B  Propriety of the interlocutory sale
In its renewed motion for interlocutory sale, Silver Star cited (1) the excessive expense of keeping the vessel under seizure, and (2) the unreasonable delay in securing the release of the vessel. Both factors constitute valid and independent grounds for an interlocutory sale. See Fed.R.Civ.P.Supp.R. E(9)(b). The district court granted the motion and ordered the sale of the vessel, but made no separate findings of fact or conclusions of law supporting its order. The court did state in its order that Silver Star had moved the court for the interlocutory sale of the vessel pursuant to Rule E(9)(b) and that the "owner of the M/V SARAMACCA ha[d] failed to furnish security. . . ." It is undisputed that SMS failed to post security for the release of the vessel during the seven months between the time of arrest and the court's sale order. This delay in securing the release of the vessel was unreasonable. See Merchants Nat'l Bank v. Dredge Gen. G.L. Gillespie, 663 F.2d 1338, 1341-42 (5th Cir. 1981) (holding that the failure to secure the release of a vessel during the eight months after arrest constituted an unreasonable delay), cert. dismissed, 456 U.S. 966, 102 S.Ct. 2263, 72 L.Ed.2d 865 (1982); Ferrous Fin. Serv. Co. v. O/S Arctic Producer, 567 F. Supp. 400, 401 (W.D.Wash. 1983) (holding that the failure to secure the release of a vessel during the four months after arrest constituted an unreasonable delay). The interlocutory sale was therefore proper pursuant to Rule E(9)(b).

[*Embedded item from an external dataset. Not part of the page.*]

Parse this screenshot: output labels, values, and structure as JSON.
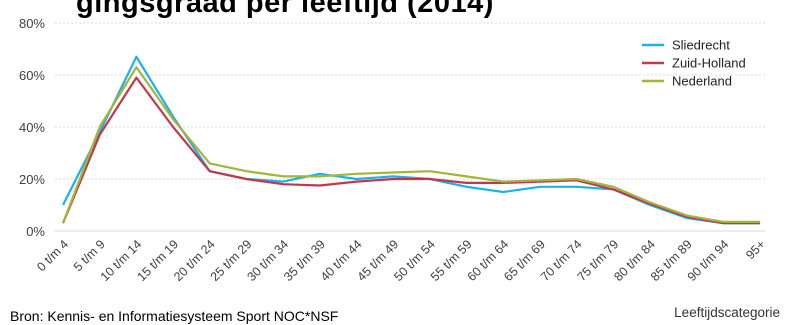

Because we are sufficiently informed as to the district court's rationale, and the record contains undisputed facts which support the court's ruling, a remand for findings of fact and conclusions of law is unnecessary. See Armstrong v. Collier, 536 F.2d 72, 77 (5th Cir. 1976) (stating that a remand for failure to comply with Fed.R.Civ.P. 52(a) is not required if a complete understanding of the issues may be had without the aid of separate findings); 9 Charles A. Wright Arthur R. Miller, Federal Practice and Procedure § 2577 (1971).
The vessel was arrested on April 15, 1992. The district court's interlocutory sale order was filed on November 20, 1992.
For the foregoing reasons, we DISMISS from this appeal all issues except the propriety of the district court's interlocutory sale order. We AFFIRM the district court's judgment regarding the interlocutory sale of the vessel, and REMAND to the district court to reschedule the date of the sale. We further VACATE our prior order staying the sale of the vessel.